The Wesleyan way is a middle ground between rationalism and fanaticism. We believe in both the form and the power; in both a clear mind and the warm heart. All too often, however, teaching on spiritual warfare has become the domain of extremists.

Daniel Jennings has compiled from John Wesley's Journal the primary accounts of his encounters with the supernatural. Jennings has divided this material into the following categories: demonic cases, miraculous healings, slain in the Spirit, holy laughter, the gift of tongues, unusual manifestations of the Spirit, the gift of prophecy, visions and dreams, divine retribution, experiences with angels, and supernatural answers to prayer.

Jennings wrote me, "The Wesley I discovered in my research was a man who fell between dead liberalism which denies all miracles and Charismatic emotionalism which accepts anything that seems miraculous as being real. He was simply a man who believed that God had always worked miracles."

It becomes evident from the material which Jennings has gathered that Wesley neither sought nor denied the supernatural. Nor did Wesley regard all supernatural phenomenon as necessarily from God. He warned against regarding extraordinary circumstances as essential to the inward work and against condemning them altogether as if they were a hindrance to God's work. While God worked many miracles through Wesley's ministry, yet Wesley did not claim to have supernatural, apostolic-like gifts.
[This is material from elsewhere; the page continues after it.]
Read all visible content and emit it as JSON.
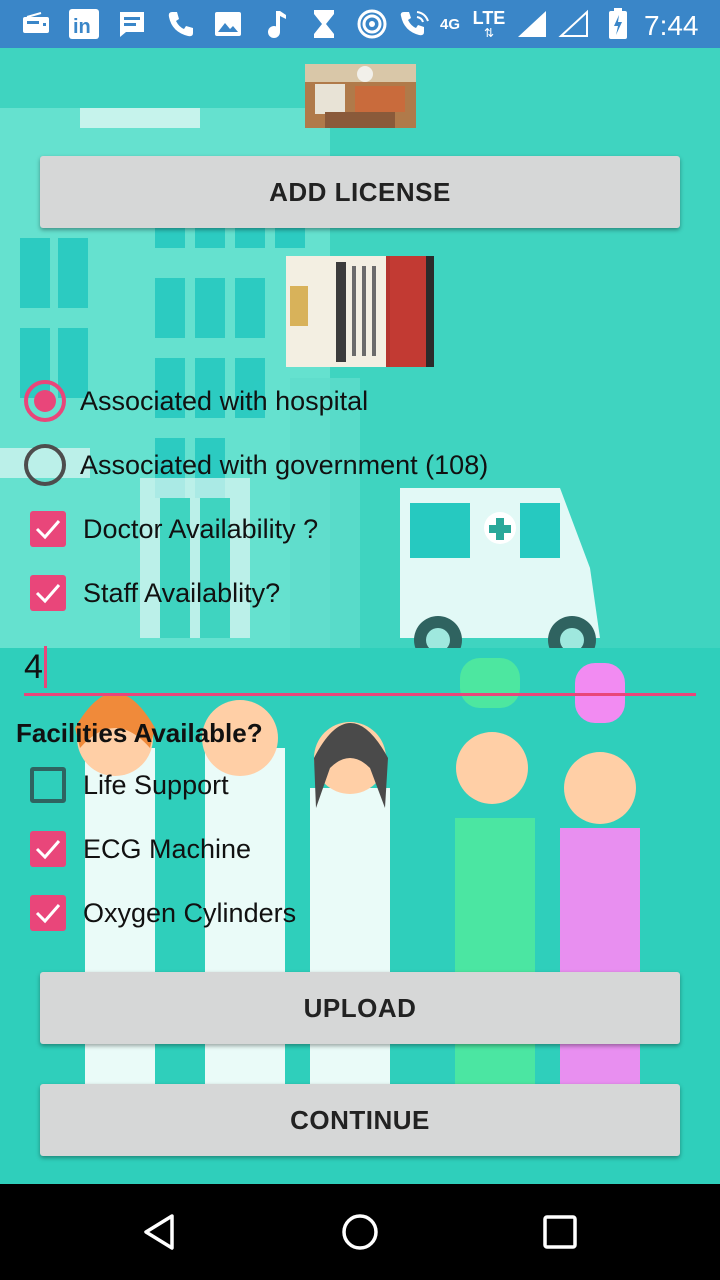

His emphasis was upon preaching the Word and all things were to be tried by the written Word. Thus, Wesley was neither a cessationist nor a charismatic. Jennings documents the fact that Wesley never spoke in tongues nor did he teach that tongues were the evidence of the baptism with the Holy Spirit. In fact Jennings includes a helpful chapter summarizing Wesley's teaching which equated the baptism with the Spirit with regeneration.

The teaching and influence of John Wesley have become something of an undefined banner, with various segments of Church each claiming Wesley was or would have been sympathetic to their emphasis. By relying on the primary words of Wesley himself, Jennings has demonstrated that the emphasis of early Methodism concerning the supernatural was a balance which has largely been lost and which needs to be recovered.